Numa pequena cabana feita de metal ondulado e lama no coração de Daca, os pais da vítima Mubarak, de 13 anos, ainda estão a tentar processar o que aconteceu ao seu filho.

A mãe, Fareeda Begum, balança-se para trás e para a frente, chorando enquanto vê os vídeos do TikTok de Mubarak no telemóvel - agora tudo o que lhe resta dele.

O mais novo de quatro irmãos e o único que ainda vivia em casa, Mubarak ajudava frequentemente os pais a tratar das vacas para que pudessem vender leite para sobreviver.

"Era um rapaz sorridente e feliz. Se lhe dessem trabalho, ele nunca diria que não, fá-lo-ia com um sorriso", lembra o pai, Mohammad Ramzan Ali, acrescentando que também podia ser "um pouco traquina".
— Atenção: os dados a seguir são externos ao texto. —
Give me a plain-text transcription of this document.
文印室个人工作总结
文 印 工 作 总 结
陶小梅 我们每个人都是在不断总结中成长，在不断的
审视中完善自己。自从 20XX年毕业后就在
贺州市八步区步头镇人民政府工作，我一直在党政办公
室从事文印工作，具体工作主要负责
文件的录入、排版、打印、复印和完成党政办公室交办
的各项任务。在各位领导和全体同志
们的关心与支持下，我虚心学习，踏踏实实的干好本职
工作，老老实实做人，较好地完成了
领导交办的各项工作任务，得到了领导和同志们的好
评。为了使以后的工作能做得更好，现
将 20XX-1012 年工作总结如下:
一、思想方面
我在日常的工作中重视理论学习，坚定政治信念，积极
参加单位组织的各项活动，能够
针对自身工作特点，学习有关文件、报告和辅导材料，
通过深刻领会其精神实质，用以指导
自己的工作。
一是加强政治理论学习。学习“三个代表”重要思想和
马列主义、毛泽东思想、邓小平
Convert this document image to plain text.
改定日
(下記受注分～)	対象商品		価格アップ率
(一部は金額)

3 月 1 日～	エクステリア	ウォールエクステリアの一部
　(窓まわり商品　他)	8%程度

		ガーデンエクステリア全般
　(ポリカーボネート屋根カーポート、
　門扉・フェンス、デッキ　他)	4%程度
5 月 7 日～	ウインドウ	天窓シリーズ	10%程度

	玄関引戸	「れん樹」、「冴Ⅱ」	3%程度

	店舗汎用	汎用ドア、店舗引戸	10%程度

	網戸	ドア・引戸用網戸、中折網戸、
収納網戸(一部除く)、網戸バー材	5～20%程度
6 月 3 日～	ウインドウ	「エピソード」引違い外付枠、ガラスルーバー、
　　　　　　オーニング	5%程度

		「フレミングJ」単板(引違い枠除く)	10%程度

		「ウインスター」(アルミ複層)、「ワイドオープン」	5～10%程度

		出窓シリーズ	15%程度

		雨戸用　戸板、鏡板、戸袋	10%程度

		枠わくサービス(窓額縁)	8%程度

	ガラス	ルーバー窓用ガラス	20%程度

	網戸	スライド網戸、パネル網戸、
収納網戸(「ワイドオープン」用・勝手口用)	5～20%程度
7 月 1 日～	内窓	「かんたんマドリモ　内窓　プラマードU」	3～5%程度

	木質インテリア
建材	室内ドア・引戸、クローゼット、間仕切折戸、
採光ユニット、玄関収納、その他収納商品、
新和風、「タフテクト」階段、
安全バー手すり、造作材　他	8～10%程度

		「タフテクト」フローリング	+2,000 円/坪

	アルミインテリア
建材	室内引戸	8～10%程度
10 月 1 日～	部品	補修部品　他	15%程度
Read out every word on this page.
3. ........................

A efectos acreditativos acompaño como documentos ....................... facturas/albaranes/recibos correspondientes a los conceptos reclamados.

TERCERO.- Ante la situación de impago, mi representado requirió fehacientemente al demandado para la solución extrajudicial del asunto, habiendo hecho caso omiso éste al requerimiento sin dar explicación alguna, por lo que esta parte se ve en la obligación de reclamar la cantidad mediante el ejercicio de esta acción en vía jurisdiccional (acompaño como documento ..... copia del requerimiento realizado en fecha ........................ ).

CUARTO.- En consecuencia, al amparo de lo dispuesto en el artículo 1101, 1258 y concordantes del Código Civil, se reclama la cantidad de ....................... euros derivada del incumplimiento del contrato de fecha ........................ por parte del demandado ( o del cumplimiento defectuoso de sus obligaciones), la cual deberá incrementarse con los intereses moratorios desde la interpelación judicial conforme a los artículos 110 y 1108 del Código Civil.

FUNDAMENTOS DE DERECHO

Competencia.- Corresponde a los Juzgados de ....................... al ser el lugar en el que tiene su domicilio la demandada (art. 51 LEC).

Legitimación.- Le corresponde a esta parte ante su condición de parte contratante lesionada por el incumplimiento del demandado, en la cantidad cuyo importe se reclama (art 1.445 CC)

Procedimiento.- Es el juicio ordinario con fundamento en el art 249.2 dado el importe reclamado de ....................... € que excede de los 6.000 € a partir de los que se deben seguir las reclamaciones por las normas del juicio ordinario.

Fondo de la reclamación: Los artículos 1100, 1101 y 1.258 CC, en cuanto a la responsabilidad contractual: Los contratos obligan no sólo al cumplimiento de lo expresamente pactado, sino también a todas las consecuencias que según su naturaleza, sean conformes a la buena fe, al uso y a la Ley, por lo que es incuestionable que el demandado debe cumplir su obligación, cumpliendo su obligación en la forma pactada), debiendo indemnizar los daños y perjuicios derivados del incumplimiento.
Mubarak estava a brincar com os amigos no dia 19 de julho quando o curioso adolescente se afastou um pouco da sua casa no centro de Daca para ver os protestos.

Os pais só souberam que o filho tinha sido baleado quando receberam uma chamada do hospital.

Segurando nos braços a mulher, Fareeda, enquanto as lágrimas lhe corriam pela cara, Ali disse: "O meu filho foi martirizado por este movimento".

"Antes, eu não compreendia este protesto contra as quotas, porque não temos formação", afirma. "Mas mais tarde compreendi que este protesto não é apenas para os estudantes, é para todo o Bangladesh".

Esha Mitra, da CNN, contribuiu para a reportagem.